Psoriasis is an autoimmune disease that attacks the skin. Typically, one’s skin take approximately one month to form new cells under the old and then for the old to flake off naturally and harmlessly from the body. Someone with this disease forms new skin in a matter of days, causing the still healthy old skin to crack painfully. This causes the scaly, red appearance that is common with this disease. There are five distinct types of Psoriasis. Plaque psoriasis, which is the most common type of the disease; four out of five people with psoriasis have this type. Guttate psoriasis, which forms tell-tale teardrop shaped patches that often cover a large portion of skin; this type typically forms irritation that is less thick that plaque psoriasis. Erythodermic psoriasis is highly inflammatory, often affecting the whole body and is markedly more prone to itching, swelling, and pain. Pustular psoriasis is rarer than the other forms of psoriasis and manifests itself with pus-filled blisters over the body.

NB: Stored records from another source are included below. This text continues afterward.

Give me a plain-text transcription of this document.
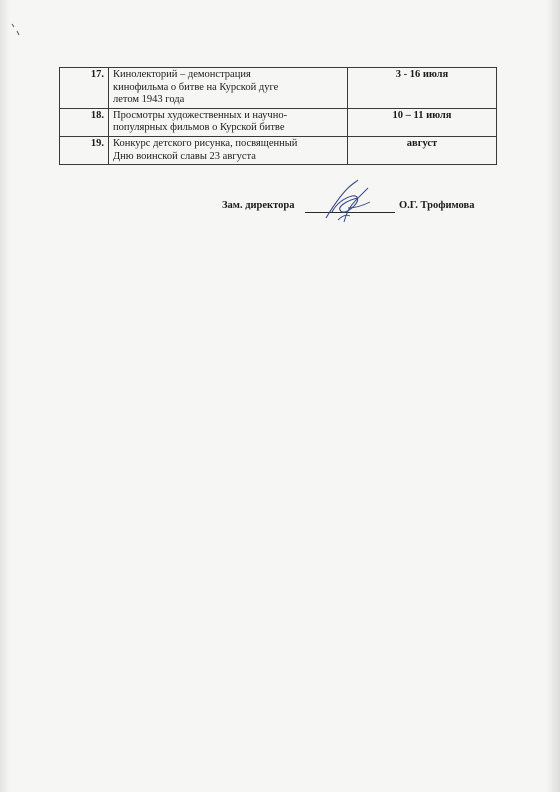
17.	Кинолекторий – демонстрация
кинофильма о битве на Курской дуге
летом 1943 года	3 - 16 июля
18.	Просмотры художественных и научно-
популярных фильмов о Курской битве	10 – 11 июля
19.	Конкурс детского рисунка, посвященный
Дню воинской славы 23 августа	август
Зам. директора	О.Г. Трофимова
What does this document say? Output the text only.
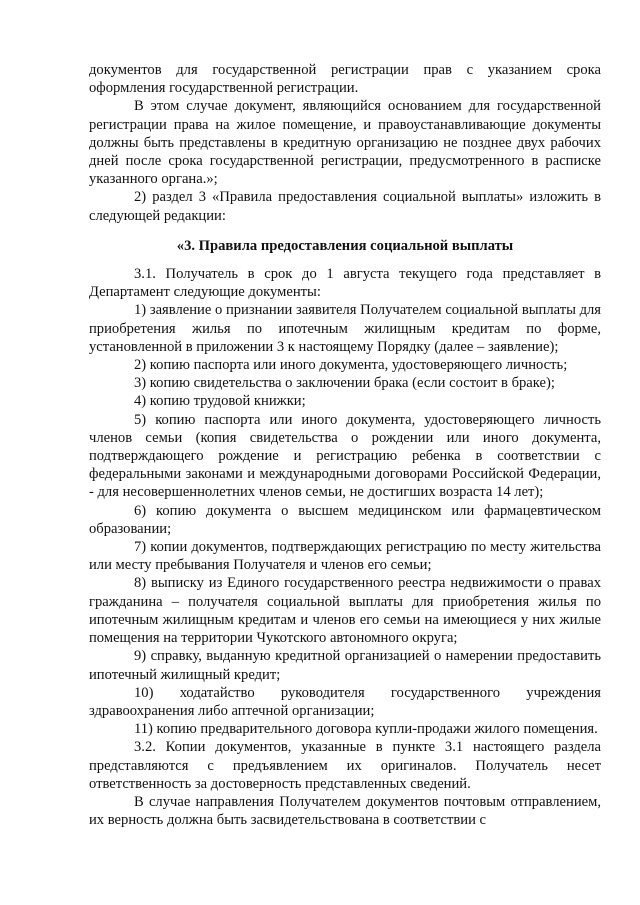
документов для государственной регистрации прав с указанием срока оформления государственной регистрации.

В этом случае документ, являющийся основанием для государственной регистрации права на жилое помещение, и правоустанавливающие документы должны быть представлены в кредитную организацию не позднее двух рабочих дней после срока государственной регистрации, предусмотренного в расписке указанного органа.»;

2) раздел 3 «Правила предоставления социальной выплаты» изложить в следующей редакции:

«3. Правила предоставления социальной выплаты

3.1. Получатель в срок до 1 августа текущего года представляет в Департамент следующие документы:

1) заявление о признании заявителя Получателем социальной выплаты для приобретения жилья по ипотечным жилищным кредитам по форме, установленной в приложении 3 к настоящему Порядку (далее – заявление);

2) копию паспорта или иного документа, удостоверяющего личность;

3) копию свидетельства о заключении брака (если состоит в браке);

4) копию трудовой книжки;

5) копию паспорта или иного документа, удостоверяющего личность членов семьи (копия свидетельства о рождении или иного документа, подтверждающего рождение и регистрацию ребенка в соответствии с федеральными законами и международными договорами Российской Федерации, - для несовершеннолетних членов семьи, не достигших возраста 14 лет);

6) копию документа о высшем медицинском или фармацевтическом образовании;

7) копии документов, подтверждающих регистрацию по месту жительства или месту пребывания Получателя и членов его семьи;

8) выписку из Единого государственного реестра недвижимости о правах гражданина – получателя социальной выплаты для приобретения жилья по ипотечным жилищным кредитам и членов его семьи на имеющиеся у них жилые помещения на территории Чукотского автономного округа;

9) справку, выданную кредитной организацией о намерении предоставить ипотечный жилищный кредит;

10) ходатайство руководителя государственного учреждения здравоохранения либо аптечной организации;

11) копию предварительного договора купли-продажи жилого помещения.

3.2. Копии документов, указанные в пункте 3.1 настоящего раздела представляются с предъявлением их оригиналов. Получатель несет ответственность за достоверность представленных сведений.

В случае направления Получателем документов почтовым отправлением, их верность должна быть засвидетельствована в соответствии с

Inverse psoriasis develops in the folds of skin such as near the buttocks and genitals and presents itself with lesions that are smooth but red in color.

Symptoms of Psoriasis

The symptoms of Psoriasis vary with the type but generally sufferers experience an itching, burning sensation on the red, scaly, or cracked skin- this generally occurs in the elbows, scalp, knees, finger or toe nails, and back but can form anywhere on the body. If the disease affects a large area of the body or is particularly severe, one may see bleeding from the skin and a difficulty with body functions. This may need hospitalization. There is also an emotional piece to this disease; the social stigma accompanying Psoriasis may affect the self-esteem or behavior of the sufferer.